♟bab 06♟

4 0 0
                                    

Daniya pulang ke rumah dengan suasana hati yang buruk seetelah dikatai miskin oleh Regina di cafe tadi. Besok apa lagi? Ia bertanya-tanya dalam hatinya tentang apa yang akan terjadi besok.

Regina, Kinan, dan yang lainnya tahu bahwa ia bekerja di cafe. Sejujurnya, itu bukan suatu hal yang memalukan. Sangat jelas, bukan. Tetapi, yang tak Daniya mengerti adalah pemikiran manusia-manusia seperti Kinan dan Regina.

Memangnya kenapa kalau dia miskin? Apakah menganggu kedamaian dunia mereka?

Daniya berdecak sebal dan masuk ke rumah dengan wajah tertekuk. Ia membuka pintu lebar dan mendapati ayahnya sedang meembentak ibunya.

Atensi mereka teralihkan kepada Daniya yang seakan membeku di depan pintu. Daniya tak tau harus beralasan apa lagi sekarang. Tak mungkin ia memberitahu kepada mereka kalau ia bekerja.

"Ini lagi, balik malam terus. Jalan sama cowok siapa, sih? Bawa ke sini biar gue nikahin lo sama dia." Daniya terdiam ketika ayahnya maju mendekatinya. "Anak-emak sama aja, sama-sama mata cowok!" Daniya bisa mencium bau alkohol yang menyengat seiring dengan ucapan ayahnya yang mengiris hati.

"Heh, itu anak lo, makanya gitu. Nurun dari bapaknya, kagak betah di rumah, sukanya kelayapan teruss!" Daniya meneguk salivanya. Ia tau dan sadar, ia salah.

"Lo yang didik dia jadi cewek kagak bener. Coba kalau gue yang didik dia, jadi cewek bae-bae udah."

"Yaudah, makanya kenapa enggak dari dia kecil aja lo ngedidiknya." Ibu Daniya menepuk meja dengan keras.

Ayahnya kembali menatap Daniya, memperhatikan dari atas sampai bawah. Daniya hanya diam, meremas ranselnya erat.

"Dari mana lo?" Ayahnya bertanya lagi.

Daniya menghela napas berat. "Nia ... kerja." Akhirnya, Daniya memutuskan untuk berkata jujur saja, daripada setiap hari dituduh jalan dengan laki-laki terus—ia bahkan tak dekat dengan laki-laki manapun.

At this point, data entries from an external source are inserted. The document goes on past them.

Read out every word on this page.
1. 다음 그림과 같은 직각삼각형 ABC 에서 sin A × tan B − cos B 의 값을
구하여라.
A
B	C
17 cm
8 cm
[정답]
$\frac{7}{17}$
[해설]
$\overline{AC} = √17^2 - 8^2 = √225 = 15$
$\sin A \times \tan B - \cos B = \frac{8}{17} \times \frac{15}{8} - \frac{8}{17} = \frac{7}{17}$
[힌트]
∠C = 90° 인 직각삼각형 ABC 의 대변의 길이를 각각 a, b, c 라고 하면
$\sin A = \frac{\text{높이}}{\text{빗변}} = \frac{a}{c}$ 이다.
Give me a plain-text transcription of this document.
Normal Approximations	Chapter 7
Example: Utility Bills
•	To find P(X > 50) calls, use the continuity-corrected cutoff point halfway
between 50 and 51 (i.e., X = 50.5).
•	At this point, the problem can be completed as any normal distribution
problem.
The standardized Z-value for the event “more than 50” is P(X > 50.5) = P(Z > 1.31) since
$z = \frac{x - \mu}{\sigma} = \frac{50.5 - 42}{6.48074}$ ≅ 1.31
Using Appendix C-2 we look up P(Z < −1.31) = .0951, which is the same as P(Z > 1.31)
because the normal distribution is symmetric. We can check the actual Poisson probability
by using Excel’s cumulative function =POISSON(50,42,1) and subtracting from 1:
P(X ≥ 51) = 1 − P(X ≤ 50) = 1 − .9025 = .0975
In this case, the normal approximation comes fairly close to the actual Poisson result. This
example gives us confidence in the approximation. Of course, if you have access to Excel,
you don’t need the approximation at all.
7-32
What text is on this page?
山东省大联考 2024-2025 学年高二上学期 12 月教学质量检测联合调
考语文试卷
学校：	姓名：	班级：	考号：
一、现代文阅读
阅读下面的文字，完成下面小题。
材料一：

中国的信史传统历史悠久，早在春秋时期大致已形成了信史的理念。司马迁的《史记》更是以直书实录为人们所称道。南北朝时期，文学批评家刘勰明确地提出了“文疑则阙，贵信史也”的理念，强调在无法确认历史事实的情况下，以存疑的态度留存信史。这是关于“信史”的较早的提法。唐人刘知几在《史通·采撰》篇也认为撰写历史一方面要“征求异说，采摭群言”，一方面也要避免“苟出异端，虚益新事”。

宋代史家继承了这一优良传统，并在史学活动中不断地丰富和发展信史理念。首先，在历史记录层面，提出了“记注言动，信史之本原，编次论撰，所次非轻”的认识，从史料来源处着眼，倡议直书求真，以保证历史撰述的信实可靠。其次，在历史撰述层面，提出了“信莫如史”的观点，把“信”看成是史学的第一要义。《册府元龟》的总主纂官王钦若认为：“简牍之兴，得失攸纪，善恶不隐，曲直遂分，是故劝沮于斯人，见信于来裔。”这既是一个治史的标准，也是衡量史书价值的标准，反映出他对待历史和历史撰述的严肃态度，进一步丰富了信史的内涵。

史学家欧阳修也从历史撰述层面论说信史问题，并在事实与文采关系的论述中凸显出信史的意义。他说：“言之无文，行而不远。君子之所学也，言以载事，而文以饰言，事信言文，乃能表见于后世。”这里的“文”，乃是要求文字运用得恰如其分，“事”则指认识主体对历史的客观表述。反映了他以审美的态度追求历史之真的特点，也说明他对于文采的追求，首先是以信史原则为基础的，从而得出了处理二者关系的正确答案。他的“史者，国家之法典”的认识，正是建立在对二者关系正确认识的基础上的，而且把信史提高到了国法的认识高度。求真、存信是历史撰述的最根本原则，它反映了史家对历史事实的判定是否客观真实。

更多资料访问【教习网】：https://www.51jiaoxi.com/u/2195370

Ayahnya mengerutkan kening heran. "Kerja apa lo? Lo kira gue enggak bisa ngasih lo duit sampai lo kerja segala?"

"Ya, emang bener, kan?" Terkutuklah mulut Daniya. Sesaat setelah tanggapan dari Daniya, tangan ayahnya bersarang di pipi kanannya—bekas tamparan Regina tadi. Ayahnya menamparnya—lagi.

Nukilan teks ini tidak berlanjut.